Dieser Beitrag stellt meine persönliche Meinung dar, welche durch Daten ergänzt wird und primär den österreichischen Rettungsdienst behandelt.

Einführung

In Zeiten steigender Alarmierungszahlen des Rettungsdienstes und der damit einhergehenden Belastung mit häufigen Fehleinsätzen oder Low Code Alarmierungen dreht sich alles um die Frage, wie man das richtige Personal zum richtigen Patienten disponiert. Dies fängt zunächst bei der Schulung der Anrufer (wann brauche ich die Rettung und wann nicht), verfügbaren Gesundheitshotlines (z.B. 141, 1450) sowie in der Leitstelle (Effizienz des Abfrageschemas) an. Das soll aber nicht der Fokus dieses Beitrags sein, sondern die Ausbildung des Notfallsanitäters. Diese soll bekanntermaßen intensiviert werden. Einer der angegebenen Gründe ist ein angeblicher Notarztmangel, doch das kann man so per se nicht gelten lassen, da Österreich EU-weit die höchste Dichte an Stützpunkten aufweist (Link). Sieht man sich z.B. diese rezente Arbeit aus Österreich bzw. die Auswertung der Diplomarbeit (Ressourceneinsatz in der prähospitalen Notfallmedizin in Österreich – eine retrospektive Studie, Caroline Natusch, Graz, 2025) an, so ist ersichtlich, dass der Notarzt nur in ca. 15% relevante invasive Maßnahmen (Intubation, Narkose, Catecholamine, Bülaudrainage….) ergreift. Fehleinsätze bzw. Stornos sind in ca. 22% der Einsätze zu beklagen, in > 50% der Einsätze liegt keine akute Lebensgefahr vor. Es ist also klar, dass im Jahr 2025 immer noch eine inflationäre Disposition von Notärzten erfolgt. Von einem Mangel kann also keine Rede sein, wenn in > 80% der Einsätze keine notärztliche Kompetenz erforderlich ist. Wie erklärt sich denn z.B., dass London HEMS mit zwei Notärzten für 10 Millionen Einwohner auskommt? Nachwievor ist der Notarzt hierzulande also teils „Platzhalter“ für gewisse medizinische Maßnahmen, die ein Notfallsanitäter eigentlich auch durchführen könnte, bei diesen Einsätzen aber entweder gar nicht vor Ort ist (weil nicht im Dienst oder disponiert worden) oder weil eine invasive Maßnahme gar nicht angewendet werden darf (z.B. nur NFS ohne NKV-Berechtigung).
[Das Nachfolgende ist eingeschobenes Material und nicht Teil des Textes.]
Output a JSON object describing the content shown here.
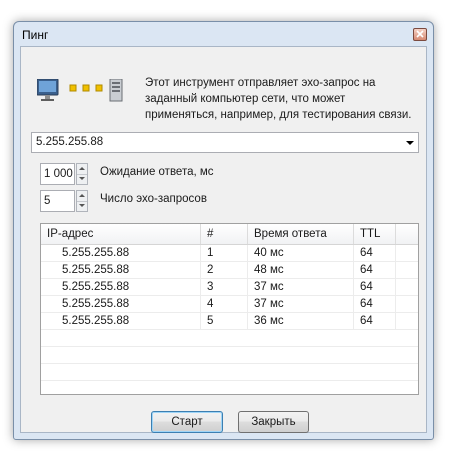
{
  "window": {
    "title": "Пинг"
  },
  "description": "Этот инструмент отправляет эхо-запрос на заданный компьютер сети, что может применяться, например, для тестирования связи.",
  "target": {
    "value": "5.255.255.88"
  },
  "timeout": {
    "value": "1 000",
    "label": "Ожидание ответа, мс"
  },
  "count": {
    "value": "5",
    "label": "Число эхо-запросов"
  },
  "table": {
    "headers": {
      "ip": "IP-адрес",
      "num": "#",
      "time": "Время ответа",
      "ttl": "TTL"
    },
    "rows": [
      {
        "ip": "5.255.255.88",
        "num": "1",
        "time": "40 мс",
        "ttl": "64"
      },
      {
        "ip": "5.255.255.88",
        "num": "2",
        "time": "48 мс",
        "ttl": "64"
      },
      {
        "ip": "5.255.255.88",
        "num": "3",
        "time": "37 мс",
        "ttl": "64"
      },
      {
        "ip": "5.255.255.88",
        "num": "4",
        "time": "37 мс",
        "ttl": "64"
      },
      {
        "ip": "5.255.255.88",
        "num": "5",
        "time": "36 мс",
        "ttl": "64"
      }
    ]
  },
  "buttons": {
    "start": "Старт",
    "close": "Закрыть"
  },
  "icons": {
    "computer": "monitor-icon",
    "packets": "packet-dots-icon",
    "server": "server-icon",
    "close": "close-icon"
  },
  "colors": {
    "packet": "#f0c000",
    "window_frame": "#dbe6f3",
    "default_button_border": "#3c7fb1"
  }
}
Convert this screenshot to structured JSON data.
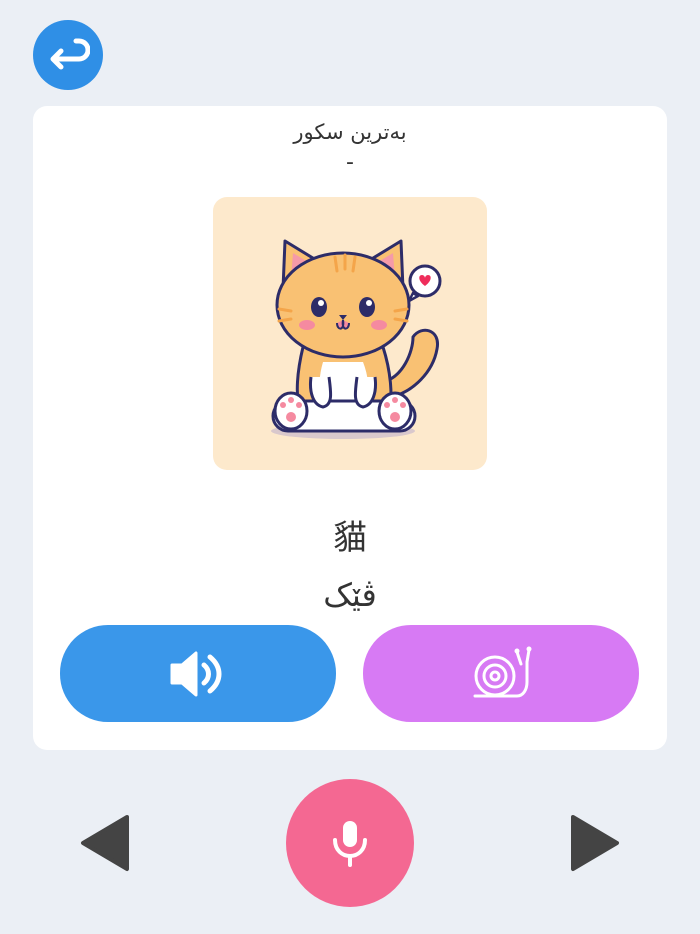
{
  "header": {
    "back_icon": "return-arrow-icon",
    "back_color": "#2f8fe6"
  },
  "card": {
    "score_label": "بەترین سکور",
    "score_value": "-",
    "picture_icon": "cute-cat-illustration",
    "word": "貓",
    "translation": "ڤێک"
  },
  "actions": {
    "speak_icon": "speaker-icon",
    "speak_color": "#3a97ea",
    "slow_icon": "snail-icon",
    "slow_color": "#d77af4"
  },
  "footer": {
    "prev_icon": "triangle-left-icon",
    "mic_icon": "microphone-icon",
    "mic_color": "#f46892",
    "next_icon": "triangle-right-icon"
  }
}
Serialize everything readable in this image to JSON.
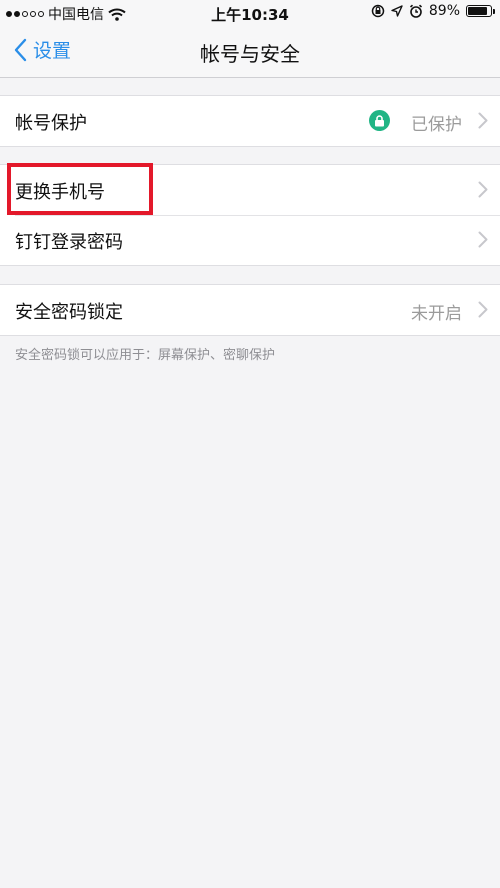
{
  "status_bar": {
    "carrier": "中国电信",
    "time": "上午10:34",
    "battery": "89%",
    "battery_level": 0.89,
    "signal_bars_filled": 2,
    "signal_bars_total": 5
  },
  "nav": {
    "back_label": "设置",
    "title": "帐号与安全"
  },
  "sections": {
    "account_protection": {
      "label": "帐号保护",
      "value": "已保护",
      "icon": "lock-icon",
      "icon_color": "#21b585"
    },
    "change_phone": {
      "label": "更换手机号",
      "highlight_color": "#e3182a"
    },
    "login_password": {
      "label": "钉钉登录密码"
    },
    "security_lock": {
      "label": "安全密码锁定",
      "value": "未开启",
      "note": "安全密码锁可以应用于：屏幕保护、密聊保护"
    }
  },
  "colors": {
    "accent": "#2a8ee8",
    "background": "#f4f4f6"
  }
}
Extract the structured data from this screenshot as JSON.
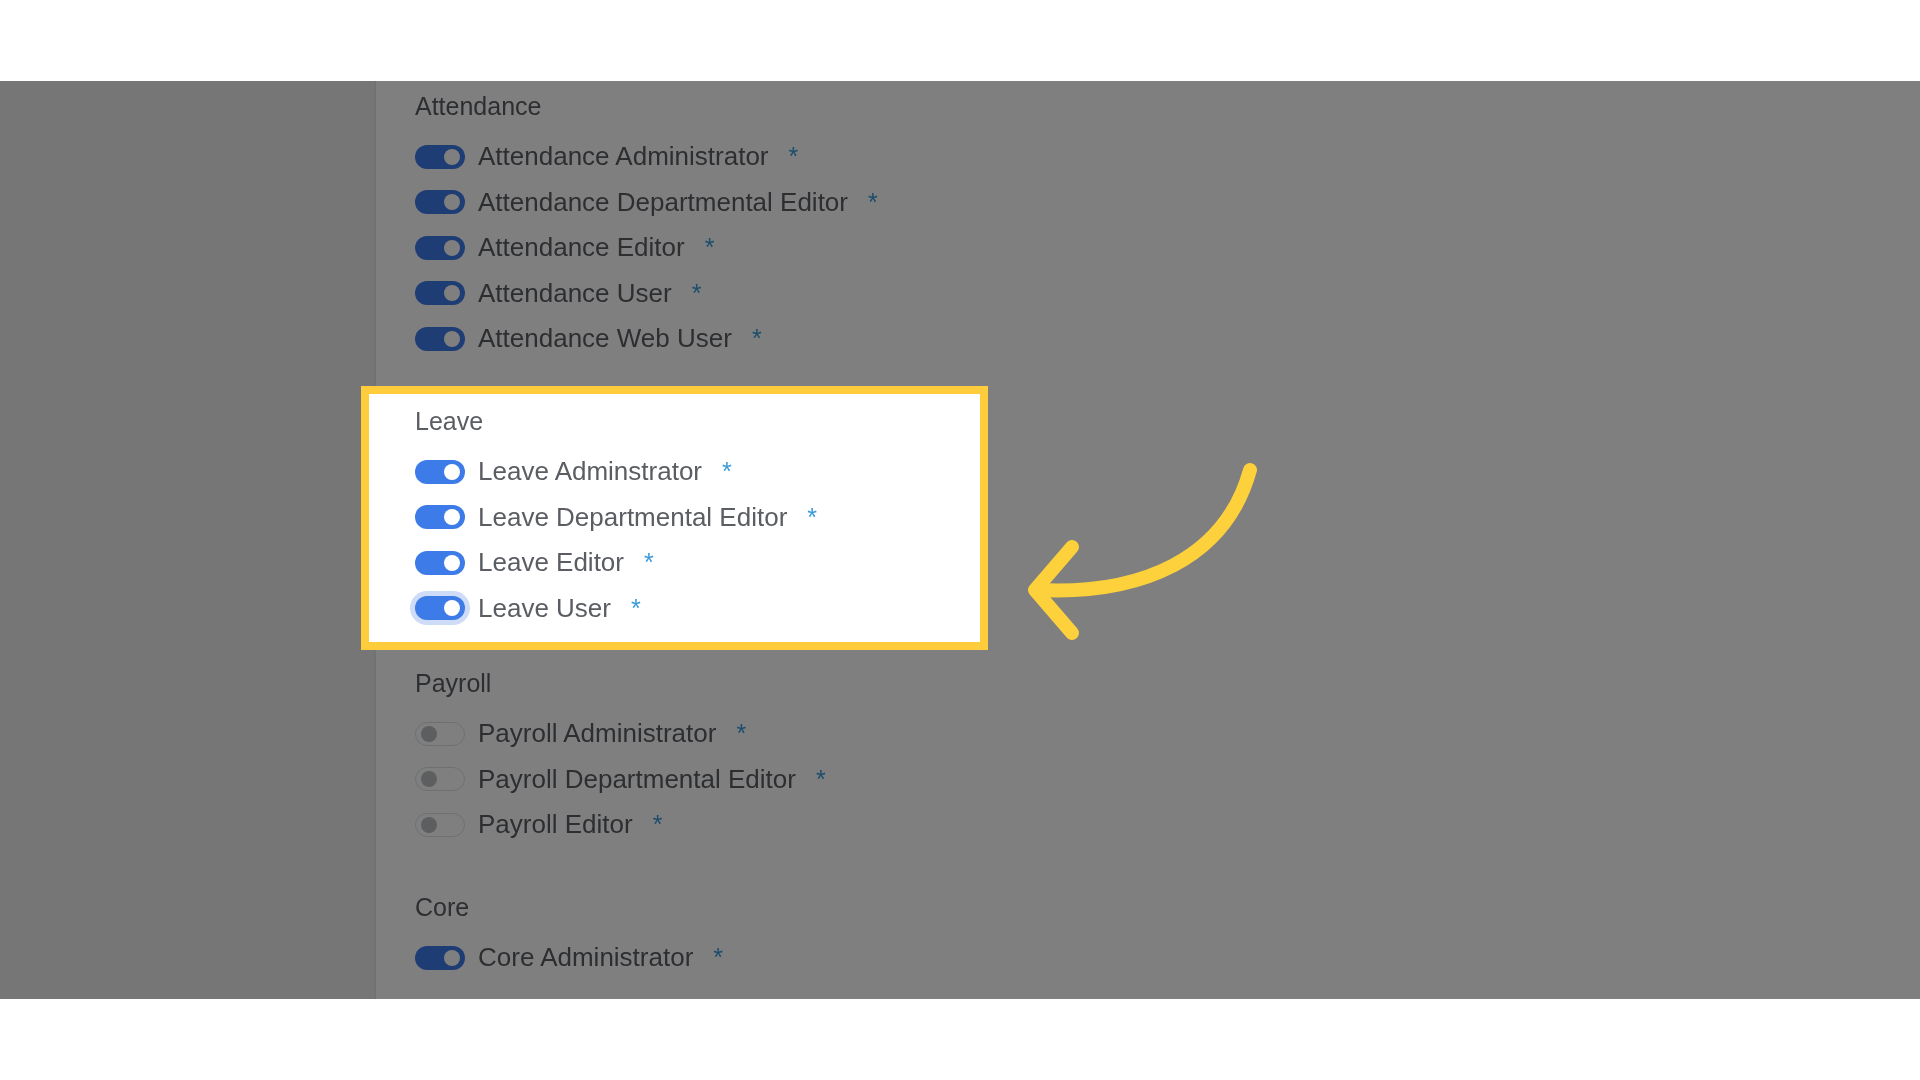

Auch wenn glücklicherweise die Voraussetzungen für den Notarztdienst verschärft worden sind (siehe Beitrag), so müssen wir uns dennoch endlich produktiv mit der Zukunft unserer Notfallsanitäter beschäftigen.

Positionspapiere

Der Bundesverband Rettungsdienst Österreich (BVRD) fordert in seinem Positionspapier nachfolgend dargestelltes Ausbildungskonzept. Dieses wurde rezent von der österreichischen Ärztekammer, der Österreichischen Gesellschaft für Anästhesie, Reanimation und Intensivmedizin (ÖGARI) und dem BVRD in einer gemeinsamen Aussendung noch mal bekräftigt (Link). Auch das Rote Kreuz und der Samariterbund haben eigene Positionspapiere publiziert (Link, Link). Notruf Niederösterreich hat mit der Acute Community Nurse sogar einen neuen Player in den Topf geworfen, um pflegerische und rettungsdienstliche Notfälle abzuhandeln. In Wien läuft das System etwas anders als im Rest von Österreich, da es dort neben einem ausgeprägten Qualitätsmanagement (FISU, jährliche Überprüfungen, Forschung) auch ein Oberarztsystem gibt. Weiters ist jeder RTW mit einem Notfallsanitäter besetzt (im Gegensatz zum Rest von Österreich wo „RTW“ mit Rettungssanitätern besetzt sein können). Das Sanitätergesetz aus dem Jahr 2002 wurde seither nicht novelliert oder fundamental überarbeitet. Für Deutschland fordert die DIVI ebenfalls einen gezielteren Einsatz von NFS wie auch eine Disponierung von Notärzten zu primär lebensbedrohlichen Lagen (Link).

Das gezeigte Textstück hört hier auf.